FDA Approves PTC Therapeutics’ Sephience for Rare Genetic Disorder PKU

The U.S. Food and Drug Administration (FDA) has approved PTC Therapeutics’ (NASDAQ:PTCT) oral drug Sephience to treat phenylketonuria (PKU), a rare inherited metabolic disorder affecting the body’s ability to break down the amino acid phenylalanine. PKU, detected in about 1 in 15,000 U.S. newborns, can lead to toxic phenylalanine buildup, causing irreversible brain damage and intellectual disability if untreated.

Sephience enhances the activity and stability of the phenylalanine hydroxylase (PAH) enzyme, allowing patients to manage the condition more effectively and, in some cases, relax strict dietary restrictions. The approval is expected to bolster PTC’s revenue as sales of its Duchenne muscular dystrophy therapies, Translarna and Emflaza, decline due to patent expirations and regulatory challenges.

The FDA approval follows a late-stage clinical trial where Sephience reduced blood phenylalanine levels by an average of 63%, with most patients achieving guideline-recommended targets. The therapy, suitable for both children and adults, provides an alternative to existing treatments such as BioMarin’s Kuvan and Palynziq, which are effective only for certain patient populations.

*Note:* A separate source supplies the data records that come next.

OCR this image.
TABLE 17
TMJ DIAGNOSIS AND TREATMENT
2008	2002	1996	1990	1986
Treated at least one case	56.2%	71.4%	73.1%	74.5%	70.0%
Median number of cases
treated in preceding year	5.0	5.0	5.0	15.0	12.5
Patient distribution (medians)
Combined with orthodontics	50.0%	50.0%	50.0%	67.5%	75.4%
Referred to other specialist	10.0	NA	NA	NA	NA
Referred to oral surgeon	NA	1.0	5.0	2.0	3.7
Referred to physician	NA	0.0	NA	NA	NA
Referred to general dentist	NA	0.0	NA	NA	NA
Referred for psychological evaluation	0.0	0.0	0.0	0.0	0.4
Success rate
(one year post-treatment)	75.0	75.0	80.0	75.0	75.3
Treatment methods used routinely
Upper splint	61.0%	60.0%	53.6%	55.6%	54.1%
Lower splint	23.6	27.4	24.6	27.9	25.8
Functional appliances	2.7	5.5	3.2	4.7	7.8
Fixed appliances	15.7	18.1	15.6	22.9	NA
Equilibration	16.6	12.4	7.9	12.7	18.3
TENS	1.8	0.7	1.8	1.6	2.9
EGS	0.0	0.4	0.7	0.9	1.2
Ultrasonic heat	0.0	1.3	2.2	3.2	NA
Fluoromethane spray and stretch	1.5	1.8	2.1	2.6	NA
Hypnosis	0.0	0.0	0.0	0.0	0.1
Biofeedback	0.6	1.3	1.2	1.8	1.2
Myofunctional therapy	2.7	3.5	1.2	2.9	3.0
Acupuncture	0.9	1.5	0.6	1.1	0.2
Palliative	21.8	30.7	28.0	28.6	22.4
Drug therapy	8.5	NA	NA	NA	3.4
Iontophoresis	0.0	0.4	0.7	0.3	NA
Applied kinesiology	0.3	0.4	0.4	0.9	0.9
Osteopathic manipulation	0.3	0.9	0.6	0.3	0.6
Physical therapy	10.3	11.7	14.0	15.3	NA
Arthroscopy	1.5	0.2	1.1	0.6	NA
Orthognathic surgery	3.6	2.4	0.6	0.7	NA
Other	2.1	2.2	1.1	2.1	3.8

PTC anticipates strong market potential, with Jefferies analyst Kelly Shi projecting peak annual sales of $741 million by 2030. Sephience was also approved in Europe last month and is under regulatory review in Japan, Brazil, and other countries.

All U.S. newborns are routinely screened for PKU shortly after birth, ensuring early diagnosis and intervention. Current treatments primarily involve lifelong low-phenylalanine diets and specialized medical formulas, underscoring the significance of new drug options like Sephience in improving patient quality of life and expanding therapeutic choices.